Dit autrement, les professions qui aujourd’hui encore versent de bas salaires résultent d’une politique d’immigration de personnes sans qualification – qu’elle se soit produite durant les années de contingentement ou de libre circulation. Les entreprises concernées ont pu survivre jusqu’à présent parce qu’elles ont pu continuer d’engager des personnes qui recevaient de bas salaires. Si tel n’avait pas été le cas, ces activités auraient disparu. Le recours à une main-d’œuvre bon marché a en quelque sorte dispensé les entreprises concernées d’améliorer leur productivité. Une telle option permet de conserver dans le pays des activités restées ou devenues peu rentables. Mais cela se fait au détriment de la modernisation des activités productives, et des rétributions du personnel qu’elles emploient.

Rien d’excessif

Imposer un salaire horaire minimum (brut) de 22 francs n’a pourtant rien d’excessif dans l’îlot de cherté qu’est la Suisse – et qui le restera compte tenu de la manière dont le Conseil national, avec l’appui des représentants syndicaux, a courageusement enterré le projet de révision de la loi sur les cartels (DP 1995).

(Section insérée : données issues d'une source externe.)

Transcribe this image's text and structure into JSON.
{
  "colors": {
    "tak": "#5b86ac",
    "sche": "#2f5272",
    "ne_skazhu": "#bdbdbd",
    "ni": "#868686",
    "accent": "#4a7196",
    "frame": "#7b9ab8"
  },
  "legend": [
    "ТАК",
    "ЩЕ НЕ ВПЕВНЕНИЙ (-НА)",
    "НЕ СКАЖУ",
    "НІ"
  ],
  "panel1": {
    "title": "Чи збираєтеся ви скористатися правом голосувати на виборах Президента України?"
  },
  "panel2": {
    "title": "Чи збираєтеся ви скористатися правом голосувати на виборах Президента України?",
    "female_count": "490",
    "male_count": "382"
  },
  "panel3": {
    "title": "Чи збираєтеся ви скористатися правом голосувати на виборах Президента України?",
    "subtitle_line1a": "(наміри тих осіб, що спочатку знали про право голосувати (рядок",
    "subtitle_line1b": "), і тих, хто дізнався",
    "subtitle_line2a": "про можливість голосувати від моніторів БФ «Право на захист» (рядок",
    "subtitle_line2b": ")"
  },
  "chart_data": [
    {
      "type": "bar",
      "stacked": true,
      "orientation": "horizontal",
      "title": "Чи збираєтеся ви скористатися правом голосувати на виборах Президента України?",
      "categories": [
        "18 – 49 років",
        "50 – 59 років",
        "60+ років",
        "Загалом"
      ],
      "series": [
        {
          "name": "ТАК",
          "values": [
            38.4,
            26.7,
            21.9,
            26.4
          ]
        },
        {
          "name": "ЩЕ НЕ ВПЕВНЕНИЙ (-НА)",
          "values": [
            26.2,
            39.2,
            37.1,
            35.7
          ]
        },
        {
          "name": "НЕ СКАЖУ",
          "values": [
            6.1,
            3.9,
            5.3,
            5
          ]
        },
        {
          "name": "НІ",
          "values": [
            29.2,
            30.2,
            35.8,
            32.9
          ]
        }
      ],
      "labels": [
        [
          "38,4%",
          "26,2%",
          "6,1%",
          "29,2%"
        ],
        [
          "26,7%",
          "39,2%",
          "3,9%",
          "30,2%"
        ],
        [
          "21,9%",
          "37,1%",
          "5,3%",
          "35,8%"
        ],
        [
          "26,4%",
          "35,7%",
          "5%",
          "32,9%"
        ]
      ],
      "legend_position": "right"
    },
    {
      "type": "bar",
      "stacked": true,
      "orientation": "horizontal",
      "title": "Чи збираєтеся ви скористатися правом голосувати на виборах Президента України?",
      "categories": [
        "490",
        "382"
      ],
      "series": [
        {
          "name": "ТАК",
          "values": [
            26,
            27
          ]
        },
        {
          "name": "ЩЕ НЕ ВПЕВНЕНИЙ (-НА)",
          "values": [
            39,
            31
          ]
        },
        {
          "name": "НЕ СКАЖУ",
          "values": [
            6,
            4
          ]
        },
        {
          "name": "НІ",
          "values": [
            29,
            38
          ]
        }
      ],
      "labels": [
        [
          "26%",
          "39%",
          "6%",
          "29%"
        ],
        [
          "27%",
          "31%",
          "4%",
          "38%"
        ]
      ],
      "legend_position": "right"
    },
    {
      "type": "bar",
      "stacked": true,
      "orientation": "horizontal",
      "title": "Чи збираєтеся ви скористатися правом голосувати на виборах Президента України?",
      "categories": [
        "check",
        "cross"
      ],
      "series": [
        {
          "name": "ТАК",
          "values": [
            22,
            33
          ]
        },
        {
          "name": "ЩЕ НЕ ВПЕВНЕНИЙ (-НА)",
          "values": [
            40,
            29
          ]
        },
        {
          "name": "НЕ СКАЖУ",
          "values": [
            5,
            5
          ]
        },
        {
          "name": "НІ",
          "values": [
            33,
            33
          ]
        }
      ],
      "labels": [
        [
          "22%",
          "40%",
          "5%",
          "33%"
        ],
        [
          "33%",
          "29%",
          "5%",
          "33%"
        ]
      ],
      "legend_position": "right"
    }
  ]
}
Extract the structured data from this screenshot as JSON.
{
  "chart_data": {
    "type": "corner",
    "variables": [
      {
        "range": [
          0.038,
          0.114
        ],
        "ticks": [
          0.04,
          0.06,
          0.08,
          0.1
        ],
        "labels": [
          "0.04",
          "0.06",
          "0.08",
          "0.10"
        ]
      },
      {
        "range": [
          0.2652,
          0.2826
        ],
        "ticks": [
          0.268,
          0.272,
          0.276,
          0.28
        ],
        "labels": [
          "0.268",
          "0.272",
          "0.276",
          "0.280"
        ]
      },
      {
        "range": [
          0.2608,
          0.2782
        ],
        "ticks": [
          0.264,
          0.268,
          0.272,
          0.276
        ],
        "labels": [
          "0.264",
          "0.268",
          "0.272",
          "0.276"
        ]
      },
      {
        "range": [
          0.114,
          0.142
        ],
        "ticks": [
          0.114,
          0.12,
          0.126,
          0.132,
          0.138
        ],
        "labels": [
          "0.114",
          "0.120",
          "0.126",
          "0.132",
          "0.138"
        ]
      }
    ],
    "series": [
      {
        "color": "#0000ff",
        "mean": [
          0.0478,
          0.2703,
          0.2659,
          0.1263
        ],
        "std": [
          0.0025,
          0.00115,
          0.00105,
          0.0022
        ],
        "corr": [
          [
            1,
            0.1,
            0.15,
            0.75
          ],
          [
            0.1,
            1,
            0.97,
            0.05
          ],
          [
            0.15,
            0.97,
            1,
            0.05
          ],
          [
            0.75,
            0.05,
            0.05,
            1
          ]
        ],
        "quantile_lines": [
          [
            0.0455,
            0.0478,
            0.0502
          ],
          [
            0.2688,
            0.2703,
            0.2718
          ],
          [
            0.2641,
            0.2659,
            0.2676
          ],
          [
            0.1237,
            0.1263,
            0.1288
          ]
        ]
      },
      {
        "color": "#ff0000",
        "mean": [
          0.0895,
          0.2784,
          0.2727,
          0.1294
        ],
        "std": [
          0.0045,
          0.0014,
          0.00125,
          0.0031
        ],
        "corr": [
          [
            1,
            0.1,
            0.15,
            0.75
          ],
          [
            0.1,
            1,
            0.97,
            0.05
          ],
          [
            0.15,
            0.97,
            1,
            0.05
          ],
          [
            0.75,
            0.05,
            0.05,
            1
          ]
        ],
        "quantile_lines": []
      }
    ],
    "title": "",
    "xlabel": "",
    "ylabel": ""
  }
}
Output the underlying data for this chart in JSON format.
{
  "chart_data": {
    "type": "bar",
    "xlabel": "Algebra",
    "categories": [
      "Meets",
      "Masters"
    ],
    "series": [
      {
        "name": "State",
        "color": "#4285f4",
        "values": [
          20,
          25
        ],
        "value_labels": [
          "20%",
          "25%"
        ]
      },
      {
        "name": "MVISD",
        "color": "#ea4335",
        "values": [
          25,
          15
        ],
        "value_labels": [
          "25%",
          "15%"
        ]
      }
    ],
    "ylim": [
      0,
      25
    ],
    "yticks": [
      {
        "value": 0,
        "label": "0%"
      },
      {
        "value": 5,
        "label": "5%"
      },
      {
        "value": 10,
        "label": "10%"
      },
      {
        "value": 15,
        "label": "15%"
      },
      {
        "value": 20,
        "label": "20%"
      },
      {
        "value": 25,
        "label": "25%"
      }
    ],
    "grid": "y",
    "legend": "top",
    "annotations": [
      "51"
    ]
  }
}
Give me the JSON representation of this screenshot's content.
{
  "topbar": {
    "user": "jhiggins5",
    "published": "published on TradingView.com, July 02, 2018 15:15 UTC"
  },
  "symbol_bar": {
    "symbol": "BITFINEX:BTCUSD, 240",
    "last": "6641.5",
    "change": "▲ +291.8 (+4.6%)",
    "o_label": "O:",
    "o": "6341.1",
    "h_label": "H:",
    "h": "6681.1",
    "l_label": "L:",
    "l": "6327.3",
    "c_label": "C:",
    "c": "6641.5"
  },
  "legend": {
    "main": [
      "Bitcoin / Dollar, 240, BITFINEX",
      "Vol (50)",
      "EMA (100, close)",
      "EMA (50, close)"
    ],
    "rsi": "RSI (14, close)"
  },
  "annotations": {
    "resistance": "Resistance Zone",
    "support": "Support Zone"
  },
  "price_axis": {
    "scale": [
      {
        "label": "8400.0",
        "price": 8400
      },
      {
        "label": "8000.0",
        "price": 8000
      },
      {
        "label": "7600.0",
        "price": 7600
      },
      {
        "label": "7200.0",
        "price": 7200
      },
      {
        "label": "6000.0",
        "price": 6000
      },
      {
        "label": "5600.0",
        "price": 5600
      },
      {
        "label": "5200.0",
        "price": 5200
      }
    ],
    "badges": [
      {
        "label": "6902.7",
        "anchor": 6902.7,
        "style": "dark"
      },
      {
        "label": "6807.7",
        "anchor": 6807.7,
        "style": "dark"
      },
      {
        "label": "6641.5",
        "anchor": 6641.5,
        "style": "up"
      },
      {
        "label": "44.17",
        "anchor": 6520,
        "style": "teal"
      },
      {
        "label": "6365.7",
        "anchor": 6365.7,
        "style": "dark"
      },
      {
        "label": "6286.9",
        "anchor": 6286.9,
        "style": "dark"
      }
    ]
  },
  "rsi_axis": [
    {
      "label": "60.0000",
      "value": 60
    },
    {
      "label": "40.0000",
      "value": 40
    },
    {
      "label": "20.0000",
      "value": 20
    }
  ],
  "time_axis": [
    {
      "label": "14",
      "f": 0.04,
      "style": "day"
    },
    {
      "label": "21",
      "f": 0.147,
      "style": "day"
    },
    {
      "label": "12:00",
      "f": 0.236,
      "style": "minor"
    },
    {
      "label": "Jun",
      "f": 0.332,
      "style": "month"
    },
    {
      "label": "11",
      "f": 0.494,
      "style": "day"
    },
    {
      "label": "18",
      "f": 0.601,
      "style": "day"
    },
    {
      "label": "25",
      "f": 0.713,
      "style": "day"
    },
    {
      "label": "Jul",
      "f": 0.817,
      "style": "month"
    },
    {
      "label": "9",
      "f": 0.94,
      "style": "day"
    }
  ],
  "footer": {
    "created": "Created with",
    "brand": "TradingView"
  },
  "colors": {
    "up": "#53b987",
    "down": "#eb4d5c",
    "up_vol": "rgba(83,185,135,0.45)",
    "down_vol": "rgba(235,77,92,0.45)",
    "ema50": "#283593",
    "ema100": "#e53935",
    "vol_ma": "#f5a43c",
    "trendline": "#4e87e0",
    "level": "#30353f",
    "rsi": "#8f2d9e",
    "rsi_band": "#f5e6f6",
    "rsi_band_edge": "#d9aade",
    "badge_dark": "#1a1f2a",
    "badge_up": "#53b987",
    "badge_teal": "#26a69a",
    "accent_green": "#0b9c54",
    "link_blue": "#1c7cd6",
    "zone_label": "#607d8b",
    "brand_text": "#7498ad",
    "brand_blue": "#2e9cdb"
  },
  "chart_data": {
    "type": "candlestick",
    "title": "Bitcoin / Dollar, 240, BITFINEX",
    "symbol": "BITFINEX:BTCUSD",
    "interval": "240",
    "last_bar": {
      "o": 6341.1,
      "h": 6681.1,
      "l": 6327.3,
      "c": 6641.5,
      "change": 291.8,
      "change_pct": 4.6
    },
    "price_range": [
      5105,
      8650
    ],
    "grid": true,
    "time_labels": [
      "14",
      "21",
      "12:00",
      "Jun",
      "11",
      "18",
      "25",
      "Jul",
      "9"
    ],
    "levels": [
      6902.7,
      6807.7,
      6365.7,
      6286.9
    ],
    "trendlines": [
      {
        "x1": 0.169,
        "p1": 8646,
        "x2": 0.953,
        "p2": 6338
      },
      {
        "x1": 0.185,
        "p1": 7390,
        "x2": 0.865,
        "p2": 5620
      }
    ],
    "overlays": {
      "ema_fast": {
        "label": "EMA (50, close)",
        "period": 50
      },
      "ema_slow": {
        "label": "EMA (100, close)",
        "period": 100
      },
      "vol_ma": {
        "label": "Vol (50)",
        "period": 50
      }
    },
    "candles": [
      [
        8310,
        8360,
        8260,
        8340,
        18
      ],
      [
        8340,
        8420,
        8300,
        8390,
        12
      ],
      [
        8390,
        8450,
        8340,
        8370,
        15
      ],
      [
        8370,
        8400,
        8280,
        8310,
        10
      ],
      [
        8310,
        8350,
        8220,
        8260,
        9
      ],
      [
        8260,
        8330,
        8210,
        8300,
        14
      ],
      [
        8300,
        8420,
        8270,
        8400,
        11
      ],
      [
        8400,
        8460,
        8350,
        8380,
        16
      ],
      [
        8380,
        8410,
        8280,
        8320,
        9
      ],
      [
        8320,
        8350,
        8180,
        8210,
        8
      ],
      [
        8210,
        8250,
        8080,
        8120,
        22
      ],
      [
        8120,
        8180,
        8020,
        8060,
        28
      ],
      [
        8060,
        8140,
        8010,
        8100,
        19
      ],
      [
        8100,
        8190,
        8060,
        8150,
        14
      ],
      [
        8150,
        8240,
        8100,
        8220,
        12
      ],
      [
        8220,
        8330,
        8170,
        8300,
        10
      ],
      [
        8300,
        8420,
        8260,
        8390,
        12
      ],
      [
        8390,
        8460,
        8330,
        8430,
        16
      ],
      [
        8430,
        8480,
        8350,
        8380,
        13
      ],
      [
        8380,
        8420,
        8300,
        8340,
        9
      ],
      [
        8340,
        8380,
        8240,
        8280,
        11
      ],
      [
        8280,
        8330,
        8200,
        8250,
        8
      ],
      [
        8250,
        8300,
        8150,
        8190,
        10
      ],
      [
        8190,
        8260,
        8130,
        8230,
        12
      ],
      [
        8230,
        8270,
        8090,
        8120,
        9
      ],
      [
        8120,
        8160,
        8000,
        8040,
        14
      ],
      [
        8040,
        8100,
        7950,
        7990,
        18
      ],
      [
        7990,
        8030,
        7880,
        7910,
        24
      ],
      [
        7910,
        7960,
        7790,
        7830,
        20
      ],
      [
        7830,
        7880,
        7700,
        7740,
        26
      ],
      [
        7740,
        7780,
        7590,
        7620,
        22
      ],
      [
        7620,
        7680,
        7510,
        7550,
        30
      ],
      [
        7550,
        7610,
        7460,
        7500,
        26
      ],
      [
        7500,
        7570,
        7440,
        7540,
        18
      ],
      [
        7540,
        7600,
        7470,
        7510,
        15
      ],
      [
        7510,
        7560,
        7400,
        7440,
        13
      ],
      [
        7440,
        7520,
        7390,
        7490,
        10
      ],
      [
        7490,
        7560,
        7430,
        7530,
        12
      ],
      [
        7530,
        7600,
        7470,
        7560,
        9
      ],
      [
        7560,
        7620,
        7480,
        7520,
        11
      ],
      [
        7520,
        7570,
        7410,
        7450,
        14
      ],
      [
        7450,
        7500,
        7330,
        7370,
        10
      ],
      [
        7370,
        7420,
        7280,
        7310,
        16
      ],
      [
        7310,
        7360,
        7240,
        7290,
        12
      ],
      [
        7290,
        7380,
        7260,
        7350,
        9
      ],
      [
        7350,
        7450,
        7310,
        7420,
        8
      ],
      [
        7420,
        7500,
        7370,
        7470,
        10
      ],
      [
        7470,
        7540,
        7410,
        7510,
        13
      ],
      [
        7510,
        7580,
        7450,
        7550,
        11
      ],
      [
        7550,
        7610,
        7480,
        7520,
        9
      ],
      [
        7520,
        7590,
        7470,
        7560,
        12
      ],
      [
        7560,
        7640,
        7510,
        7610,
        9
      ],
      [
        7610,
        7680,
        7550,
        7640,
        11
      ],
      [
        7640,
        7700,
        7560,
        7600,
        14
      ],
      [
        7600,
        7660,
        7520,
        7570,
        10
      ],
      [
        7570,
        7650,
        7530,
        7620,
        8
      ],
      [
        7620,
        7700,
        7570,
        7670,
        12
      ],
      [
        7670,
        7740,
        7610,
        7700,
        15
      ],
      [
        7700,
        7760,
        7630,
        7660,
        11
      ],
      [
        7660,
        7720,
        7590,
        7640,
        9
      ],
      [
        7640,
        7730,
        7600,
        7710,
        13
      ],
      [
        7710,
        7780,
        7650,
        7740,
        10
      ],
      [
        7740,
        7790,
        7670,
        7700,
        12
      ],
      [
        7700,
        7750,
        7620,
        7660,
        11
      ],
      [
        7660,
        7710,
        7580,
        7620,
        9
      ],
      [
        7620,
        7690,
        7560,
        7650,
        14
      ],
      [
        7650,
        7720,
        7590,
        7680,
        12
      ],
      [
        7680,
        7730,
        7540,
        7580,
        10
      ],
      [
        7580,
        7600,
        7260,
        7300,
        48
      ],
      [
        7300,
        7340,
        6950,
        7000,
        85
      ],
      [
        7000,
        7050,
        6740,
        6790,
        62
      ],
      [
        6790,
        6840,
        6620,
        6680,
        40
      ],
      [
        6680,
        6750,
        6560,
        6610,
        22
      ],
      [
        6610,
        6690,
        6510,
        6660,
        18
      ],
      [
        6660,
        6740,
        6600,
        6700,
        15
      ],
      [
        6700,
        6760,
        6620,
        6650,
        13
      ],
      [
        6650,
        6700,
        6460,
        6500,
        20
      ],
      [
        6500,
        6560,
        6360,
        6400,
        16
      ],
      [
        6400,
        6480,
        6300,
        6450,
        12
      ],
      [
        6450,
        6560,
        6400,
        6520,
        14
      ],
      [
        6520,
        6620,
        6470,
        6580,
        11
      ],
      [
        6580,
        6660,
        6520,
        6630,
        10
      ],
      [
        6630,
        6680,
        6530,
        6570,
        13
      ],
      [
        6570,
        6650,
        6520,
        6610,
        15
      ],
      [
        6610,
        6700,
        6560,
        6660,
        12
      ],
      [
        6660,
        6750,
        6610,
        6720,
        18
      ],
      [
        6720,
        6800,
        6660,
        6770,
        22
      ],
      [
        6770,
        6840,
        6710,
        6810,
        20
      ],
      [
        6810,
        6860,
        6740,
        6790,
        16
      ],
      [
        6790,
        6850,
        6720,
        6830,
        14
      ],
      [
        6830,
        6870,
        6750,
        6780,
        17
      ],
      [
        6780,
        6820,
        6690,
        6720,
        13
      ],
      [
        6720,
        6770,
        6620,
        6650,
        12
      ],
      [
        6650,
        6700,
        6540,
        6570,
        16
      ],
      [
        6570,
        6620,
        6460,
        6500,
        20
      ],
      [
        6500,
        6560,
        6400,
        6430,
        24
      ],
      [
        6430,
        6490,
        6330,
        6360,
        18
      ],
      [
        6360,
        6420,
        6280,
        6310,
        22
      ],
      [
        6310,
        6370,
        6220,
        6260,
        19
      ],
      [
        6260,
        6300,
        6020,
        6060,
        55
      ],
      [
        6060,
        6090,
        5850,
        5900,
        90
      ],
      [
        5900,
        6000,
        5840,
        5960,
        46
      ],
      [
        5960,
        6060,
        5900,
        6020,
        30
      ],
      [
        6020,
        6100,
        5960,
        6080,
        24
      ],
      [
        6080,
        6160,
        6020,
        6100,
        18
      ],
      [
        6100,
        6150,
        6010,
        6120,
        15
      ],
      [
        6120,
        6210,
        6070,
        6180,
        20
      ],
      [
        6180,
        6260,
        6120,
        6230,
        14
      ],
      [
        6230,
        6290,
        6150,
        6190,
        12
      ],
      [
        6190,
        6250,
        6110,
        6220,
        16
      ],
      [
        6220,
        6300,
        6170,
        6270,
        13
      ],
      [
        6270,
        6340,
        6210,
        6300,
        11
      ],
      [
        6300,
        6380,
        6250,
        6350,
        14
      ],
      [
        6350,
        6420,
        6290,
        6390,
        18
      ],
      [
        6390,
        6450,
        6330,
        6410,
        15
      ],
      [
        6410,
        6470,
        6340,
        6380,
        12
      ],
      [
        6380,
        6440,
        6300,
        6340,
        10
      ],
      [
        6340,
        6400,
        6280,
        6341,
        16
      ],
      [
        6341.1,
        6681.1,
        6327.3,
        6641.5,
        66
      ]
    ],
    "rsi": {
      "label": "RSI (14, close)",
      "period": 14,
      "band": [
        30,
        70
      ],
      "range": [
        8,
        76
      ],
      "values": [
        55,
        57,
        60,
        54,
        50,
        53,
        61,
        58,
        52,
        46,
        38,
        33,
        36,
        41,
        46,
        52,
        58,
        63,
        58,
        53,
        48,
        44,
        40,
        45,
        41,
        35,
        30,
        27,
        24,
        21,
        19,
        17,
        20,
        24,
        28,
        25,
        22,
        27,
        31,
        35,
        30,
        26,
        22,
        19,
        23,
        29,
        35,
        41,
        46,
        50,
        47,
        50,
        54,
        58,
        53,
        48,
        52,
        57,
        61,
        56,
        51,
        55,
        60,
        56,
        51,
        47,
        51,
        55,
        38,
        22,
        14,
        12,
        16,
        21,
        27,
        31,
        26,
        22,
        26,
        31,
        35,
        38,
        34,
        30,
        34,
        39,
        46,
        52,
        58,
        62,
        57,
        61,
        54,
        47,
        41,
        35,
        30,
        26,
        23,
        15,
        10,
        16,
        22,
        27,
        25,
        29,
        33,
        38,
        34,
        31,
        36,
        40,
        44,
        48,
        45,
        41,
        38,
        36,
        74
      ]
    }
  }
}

Et c’est au surplus une excellente manière de lutter contre le dumping salarial, qui restera une préoccupation même si l’immigration devait cesser d’être «de masse». Non seulement les vérifications dans les entreprises et sur les chantiers en seront facilitées, mais on peut partir de l’idée que les employeurs helvétiques voudront recruter des gens disposant d’une formation minimale s’il leur est fait obligation de relever leur salaire.

A considérer aussi que la main-d’œuvre sans qualification, qu’elle soit immigrée ou non, est plus fragile face aux aléas de la conjoncture économique. Elle constitue régulièrement une proportion nettement plus élevée de personnes au chômage que celles qui ont une formation.

Quel sera le positionnement de l’UDC sur cette initiative? Lors des débats sur «l’immigration de masse», plusieurs de ses responsables ont mis en cause le modèle de développement quantitatif du pays – le gâteau augmente, mais pas la part que les salariés reçoivent. On pourrait en déduire que ce parti devrait soutenir cette proposition. Rien n’est moins sûr cependant, tant l’UDC défend, lorsqu’il ne s’agit pas de ses propres textes, une ligne strictement libérale, très éloignée des préoccupations sociales de l’Union syndicale suisse.